Effectiveness of Personalized Low Salicylate Diet in the Management of Salicylates Hypersensitive Patients: Interventional Study

Salicylic acid and its derivatives (including acetylsalicylic acid/aspirin) are popular in medicine. They also occur naturally in many food products. The aim of the study was to investigate the effect of the personalized low salicylate diet (PLSD) on the reduction of asthma, rhinosinusitis and urticaria symptoms in patients with hypersensitivity to aspirin (ASA) or nonsteroidal anti-inflammatory drugs (NSAIDs). To achieve the research goal, a prospective, nonrandomized, baseline-controlled intervention study was conducted. Thirty patients diagnosed with NSAIDs hypersensitivity, who despite pharmacotherapy had symptoms of hypersensitivity, were included in the study. The PLSD was recommended for all participants for a period of two to four weeks. The intensity of subjectively declared symptoms of asthma, rhinosinusitis and urticaria were measured before and after dietary intervention, using, respectively, the asthma control test (ACT), the sino-nasal outcome test (SNOT-22) and the four-item itch questionnaire (FIIQ).

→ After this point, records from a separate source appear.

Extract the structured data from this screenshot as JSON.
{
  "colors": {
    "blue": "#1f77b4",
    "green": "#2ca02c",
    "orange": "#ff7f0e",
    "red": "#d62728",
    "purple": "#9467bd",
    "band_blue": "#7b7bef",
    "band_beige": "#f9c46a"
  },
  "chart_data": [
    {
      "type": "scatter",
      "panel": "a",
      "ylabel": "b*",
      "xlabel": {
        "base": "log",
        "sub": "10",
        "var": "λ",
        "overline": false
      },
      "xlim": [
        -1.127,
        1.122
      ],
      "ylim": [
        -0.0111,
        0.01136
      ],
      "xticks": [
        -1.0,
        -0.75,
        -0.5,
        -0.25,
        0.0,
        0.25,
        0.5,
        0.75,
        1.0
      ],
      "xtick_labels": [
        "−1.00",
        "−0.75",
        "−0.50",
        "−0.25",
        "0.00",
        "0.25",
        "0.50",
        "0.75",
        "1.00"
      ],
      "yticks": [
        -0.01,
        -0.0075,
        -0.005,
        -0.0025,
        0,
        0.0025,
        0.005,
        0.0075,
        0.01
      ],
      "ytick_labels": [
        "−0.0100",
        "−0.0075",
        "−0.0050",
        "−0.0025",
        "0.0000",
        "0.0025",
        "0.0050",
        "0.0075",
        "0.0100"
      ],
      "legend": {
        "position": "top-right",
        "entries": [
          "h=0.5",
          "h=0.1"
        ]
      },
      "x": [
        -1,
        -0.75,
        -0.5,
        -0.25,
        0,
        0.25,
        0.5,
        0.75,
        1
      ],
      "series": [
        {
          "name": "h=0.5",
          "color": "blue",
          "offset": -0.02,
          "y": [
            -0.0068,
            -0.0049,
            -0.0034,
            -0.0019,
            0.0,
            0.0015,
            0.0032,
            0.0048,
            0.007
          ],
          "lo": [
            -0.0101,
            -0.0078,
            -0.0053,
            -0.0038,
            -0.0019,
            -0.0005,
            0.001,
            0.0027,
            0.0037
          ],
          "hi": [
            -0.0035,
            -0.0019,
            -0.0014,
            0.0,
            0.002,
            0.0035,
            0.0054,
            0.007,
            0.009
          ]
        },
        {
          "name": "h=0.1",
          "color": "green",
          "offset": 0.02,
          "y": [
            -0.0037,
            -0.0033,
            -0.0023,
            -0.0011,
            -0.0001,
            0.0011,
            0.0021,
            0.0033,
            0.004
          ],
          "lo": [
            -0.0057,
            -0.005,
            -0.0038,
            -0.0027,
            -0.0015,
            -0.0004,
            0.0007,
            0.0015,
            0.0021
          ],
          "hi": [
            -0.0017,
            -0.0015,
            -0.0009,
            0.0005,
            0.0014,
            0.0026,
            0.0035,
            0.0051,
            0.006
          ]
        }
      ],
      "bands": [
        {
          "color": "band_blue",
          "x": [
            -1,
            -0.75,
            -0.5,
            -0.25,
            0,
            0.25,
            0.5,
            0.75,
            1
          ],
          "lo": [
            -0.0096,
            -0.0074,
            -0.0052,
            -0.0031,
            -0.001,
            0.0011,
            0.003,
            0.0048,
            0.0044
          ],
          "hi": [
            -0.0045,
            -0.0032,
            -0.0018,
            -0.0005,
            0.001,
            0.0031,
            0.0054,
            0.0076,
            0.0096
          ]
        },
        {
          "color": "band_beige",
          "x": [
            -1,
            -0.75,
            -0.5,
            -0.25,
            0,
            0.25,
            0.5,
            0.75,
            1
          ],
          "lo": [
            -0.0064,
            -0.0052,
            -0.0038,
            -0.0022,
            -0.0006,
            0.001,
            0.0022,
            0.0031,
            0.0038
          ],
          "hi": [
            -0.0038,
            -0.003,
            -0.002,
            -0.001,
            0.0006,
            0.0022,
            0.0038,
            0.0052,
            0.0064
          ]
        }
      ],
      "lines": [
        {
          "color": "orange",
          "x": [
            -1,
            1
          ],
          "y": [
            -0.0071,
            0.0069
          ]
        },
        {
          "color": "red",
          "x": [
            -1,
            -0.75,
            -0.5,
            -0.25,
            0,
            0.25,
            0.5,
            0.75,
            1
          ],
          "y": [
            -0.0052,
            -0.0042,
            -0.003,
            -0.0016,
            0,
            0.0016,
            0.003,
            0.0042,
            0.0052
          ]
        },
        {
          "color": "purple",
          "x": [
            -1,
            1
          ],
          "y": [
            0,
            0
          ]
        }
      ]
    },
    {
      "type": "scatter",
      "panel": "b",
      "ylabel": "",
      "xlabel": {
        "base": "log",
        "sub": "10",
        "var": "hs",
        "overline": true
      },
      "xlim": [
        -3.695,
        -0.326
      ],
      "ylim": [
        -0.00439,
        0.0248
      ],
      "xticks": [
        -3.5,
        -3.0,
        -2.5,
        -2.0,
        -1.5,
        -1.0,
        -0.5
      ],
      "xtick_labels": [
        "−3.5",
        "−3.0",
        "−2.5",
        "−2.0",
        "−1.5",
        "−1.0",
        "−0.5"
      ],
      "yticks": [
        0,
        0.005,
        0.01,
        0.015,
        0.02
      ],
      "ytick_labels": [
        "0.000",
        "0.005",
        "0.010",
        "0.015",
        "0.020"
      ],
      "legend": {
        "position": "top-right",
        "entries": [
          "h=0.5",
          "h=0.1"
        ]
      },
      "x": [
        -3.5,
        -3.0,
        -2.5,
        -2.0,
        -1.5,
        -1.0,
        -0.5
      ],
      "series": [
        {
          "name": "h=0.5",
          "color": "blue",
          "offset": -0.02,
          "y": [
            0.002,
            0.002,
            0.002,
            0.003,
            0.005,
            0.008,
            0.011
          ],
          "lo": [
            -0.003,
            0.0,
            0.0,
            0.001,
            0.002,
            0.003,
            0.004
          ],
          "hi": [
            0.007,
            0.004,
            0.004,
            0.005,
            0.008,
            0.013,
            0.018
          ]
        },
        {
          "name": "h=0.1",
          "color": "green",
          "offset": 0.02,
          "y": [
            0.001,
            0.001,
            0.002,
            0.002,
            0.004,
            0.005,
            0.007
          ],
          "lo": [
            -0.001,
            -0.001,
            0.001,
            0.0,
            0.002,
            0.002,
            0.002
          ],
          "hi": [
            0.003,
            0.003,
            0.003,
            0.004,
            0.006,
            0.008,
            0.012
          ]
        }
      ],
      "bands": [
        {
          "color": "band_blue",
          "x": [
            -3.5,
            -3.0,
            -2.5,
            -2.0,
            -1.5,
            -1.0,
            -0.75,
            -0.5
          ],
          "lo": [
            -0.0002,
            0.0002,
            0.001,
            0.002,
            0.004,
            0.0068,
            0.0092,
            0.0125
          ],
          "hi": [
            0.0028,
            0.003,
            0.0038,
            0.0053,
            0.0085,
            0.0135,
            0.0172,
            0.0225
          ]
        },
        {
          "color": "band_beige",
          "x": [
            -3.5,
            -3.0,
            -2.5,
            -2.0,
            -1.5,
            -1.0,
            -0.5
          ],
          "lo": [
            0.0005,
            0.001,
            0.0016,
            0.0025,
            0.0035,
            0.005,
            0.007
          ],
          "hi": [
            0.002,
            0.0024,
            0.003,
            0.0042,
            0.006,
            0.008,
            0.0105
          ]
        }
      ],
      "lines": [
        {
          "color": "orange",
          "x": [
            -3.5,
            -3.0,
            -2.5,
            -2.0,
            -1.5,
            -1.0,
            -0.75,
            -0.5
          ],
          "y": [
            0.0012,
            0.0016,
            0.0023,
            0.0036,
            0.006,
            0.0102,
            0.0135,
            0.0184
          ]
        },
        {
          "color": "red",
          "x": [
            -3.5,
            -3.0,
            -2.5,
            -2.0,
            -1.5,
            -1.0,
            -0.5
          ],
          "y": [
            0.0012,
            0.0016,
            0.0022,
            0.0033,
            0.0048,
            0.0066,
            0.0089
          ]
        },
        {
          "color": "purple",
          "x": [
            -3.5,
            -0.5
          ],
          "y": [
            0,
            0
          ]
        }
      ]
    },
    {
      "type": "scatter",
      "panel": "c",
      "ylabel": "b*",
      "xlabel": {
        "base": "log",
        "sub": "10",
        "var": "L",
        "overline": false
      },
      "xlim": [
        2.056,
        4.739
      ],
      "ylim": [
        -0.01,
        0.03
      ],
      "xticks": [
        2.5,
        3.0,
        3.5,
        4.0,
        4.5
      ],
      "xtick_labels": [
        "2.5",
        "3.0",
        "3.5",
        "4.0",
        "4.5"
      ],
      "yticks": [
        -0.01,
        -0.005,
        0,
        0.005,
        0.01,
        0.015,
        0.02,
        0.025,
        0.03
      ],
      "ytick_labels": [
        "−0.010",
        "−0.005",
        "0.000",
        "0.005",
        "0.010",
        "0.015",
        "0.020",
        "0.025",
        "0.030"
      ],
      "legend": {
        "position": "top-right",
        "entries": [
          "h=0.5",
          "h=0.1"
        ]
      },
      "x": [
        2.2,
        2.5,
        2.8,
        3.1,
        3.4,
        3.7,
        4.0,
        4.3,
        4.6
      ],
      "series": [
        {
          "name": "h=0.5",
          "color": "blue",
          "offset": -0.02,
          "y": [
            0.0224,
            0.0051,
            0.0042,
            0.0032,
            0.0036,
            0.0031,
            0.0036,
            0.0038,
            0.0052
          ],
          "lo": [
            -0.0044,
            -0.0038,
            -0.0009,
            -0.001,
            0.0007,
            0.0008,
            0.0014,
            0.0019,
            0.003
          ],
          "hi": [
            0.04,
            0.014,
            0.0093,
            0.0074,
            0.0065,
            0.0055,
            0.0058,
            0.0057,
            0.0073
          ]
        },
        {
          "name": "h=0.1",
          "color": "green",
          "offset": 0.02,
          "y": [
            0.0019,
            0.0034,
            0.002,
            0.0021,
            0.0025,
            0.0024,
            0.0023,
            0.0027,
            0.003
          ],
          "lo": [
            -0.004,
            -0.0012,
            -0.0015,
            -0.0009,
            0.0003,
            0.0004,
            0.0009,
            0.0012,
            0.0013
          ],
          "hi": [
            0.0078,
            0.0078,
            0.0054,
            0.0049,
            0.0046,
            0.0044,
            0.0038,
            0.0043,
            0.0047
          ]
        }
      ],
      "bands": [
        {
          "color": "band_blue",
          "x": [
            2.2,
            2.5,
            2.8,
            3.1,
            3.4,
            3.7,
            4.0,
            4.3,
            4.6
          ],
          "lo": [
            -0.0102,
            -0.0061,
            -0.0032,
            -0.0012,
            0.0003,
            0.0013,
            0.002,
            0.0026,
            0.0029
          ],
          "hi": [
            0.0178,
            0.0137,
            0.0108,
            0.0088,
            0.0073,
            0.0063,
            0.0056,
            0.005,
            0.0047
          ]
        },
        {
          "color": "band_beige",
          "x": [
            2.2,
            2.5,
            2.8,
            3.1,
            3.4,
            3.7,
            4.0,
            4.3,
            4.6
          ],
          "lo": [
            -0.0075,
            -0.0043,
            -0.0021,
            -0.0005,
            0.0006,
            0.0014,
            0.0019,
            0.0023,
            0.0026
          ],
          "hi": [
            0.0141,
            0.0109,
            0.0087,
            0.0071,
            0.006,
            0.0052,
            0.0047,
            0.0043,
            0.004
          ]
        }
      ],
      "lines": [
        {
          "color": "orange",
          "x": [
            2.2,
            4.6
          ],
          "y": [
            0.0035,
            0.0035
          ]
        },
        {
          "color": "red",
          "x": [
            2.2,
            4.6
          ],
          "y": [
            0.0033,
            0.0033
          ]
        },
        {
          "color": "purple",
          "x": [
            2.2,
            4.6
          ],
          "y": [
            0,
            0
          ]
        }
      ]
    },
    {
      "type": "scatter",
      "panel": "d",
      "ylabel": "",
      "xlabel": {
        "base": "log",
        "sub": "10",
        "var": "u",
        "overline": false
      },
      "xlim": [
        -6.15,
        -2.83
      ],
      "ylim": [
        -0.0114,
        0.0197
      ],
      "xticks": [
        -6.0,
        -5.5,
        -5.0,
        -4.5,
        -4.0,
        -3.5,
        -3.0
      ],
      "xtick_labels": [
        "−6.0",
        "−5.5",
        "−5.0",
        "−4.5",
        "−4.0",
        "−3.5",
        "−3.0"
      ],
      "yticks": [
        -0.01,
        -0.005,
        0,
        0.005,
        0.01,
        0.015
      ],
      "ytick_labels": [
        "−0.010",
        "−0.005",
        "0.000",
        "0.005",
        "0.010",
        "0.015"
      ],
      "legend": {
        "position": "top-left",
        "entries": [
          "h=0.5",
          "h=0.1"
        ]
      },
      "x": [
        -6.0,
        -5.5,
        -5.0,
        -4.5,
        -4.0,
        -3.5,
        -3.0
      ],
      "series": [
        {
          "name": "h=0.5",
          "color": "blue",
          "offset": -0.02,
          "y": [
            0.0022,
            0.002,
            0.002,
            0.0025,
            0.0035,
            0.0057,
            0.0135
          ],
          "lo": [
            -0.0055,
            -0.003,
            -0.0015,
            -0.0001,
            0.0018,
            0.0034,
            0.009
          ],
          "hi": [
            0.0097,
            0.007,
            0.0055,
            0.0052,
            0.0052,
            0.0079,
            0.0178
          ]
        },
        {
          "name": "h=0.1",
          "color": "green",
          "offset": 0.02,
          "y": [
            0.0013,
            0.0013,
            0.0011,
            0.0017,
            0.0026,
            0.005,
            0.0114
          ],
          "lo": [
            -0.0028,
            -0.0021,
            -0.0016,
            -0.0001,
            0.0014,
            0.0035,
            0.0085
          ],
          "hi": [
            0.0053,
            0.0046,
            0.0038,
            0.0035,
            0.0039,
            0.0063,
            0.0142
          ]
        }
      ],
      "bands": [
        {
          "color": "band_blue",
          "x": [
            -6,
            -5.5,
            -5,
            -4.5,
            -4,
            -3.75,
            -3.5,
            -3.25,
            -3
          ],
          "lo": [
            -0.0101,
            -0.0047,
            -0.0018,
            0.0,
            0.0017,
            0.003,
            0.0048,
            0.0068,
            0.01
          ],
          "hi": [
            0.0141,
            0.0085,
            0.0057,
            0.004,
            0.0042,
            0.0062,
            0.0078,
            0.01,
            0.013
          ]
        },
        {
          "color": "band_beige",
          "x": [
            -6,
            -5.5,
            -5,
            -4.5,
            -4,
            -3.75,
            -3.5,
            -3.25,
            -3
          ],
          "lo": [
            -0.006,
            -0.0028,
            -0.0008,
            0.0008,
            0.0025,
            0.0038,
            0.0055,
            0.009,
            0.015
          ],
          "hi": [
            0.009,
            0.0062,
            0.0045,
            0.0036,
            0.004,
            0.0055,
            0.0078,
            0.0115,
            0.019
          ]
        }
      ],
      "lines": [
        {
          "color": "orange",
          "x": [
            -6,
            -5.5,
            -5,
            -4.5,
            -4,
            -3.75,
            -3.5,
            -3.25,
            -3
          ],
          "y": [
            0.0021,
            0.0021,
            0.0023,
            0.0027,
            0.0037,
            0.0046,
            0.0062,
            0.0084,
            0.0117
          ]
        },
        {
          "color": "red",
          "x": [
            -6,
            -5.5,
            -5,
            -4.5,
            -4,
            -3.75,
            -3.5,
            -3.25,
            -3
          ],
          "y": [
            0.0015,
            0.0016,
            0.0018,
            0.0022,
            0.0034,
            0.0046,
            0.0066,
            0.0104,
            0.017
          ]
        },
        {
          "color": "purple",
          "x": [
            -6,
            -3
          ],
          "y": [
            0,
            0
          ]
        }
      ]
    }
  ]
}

Diet adherence and salicylate intake were measured by a 3-day food record. The severity of symptoms improved significantly after the intervention. The median of the ACT score was 24 scores before and 25 after the dietary intervention (p < 0.002), the median of the SNOT-22 score was 25 before and 13 after a dietary intervention (p < 0.0002) and the median of the FIIQ score was 5 before and 0 after a dietary intervention (p < 0.0002). The intake of salicylates decreased from 0.79 mg/day (before intervention) to 0.15 mg/day (p < 0.001) (during intervention). Although the usefulness of a low salicylate diet in the treatment of salicylate hypersensitivity is controversial, the results of our study indicate that the PLSD may have a positive effect in reducing symptoms of salicylate hypersensitivity and could be an additional tool supporting the therapy of these patients.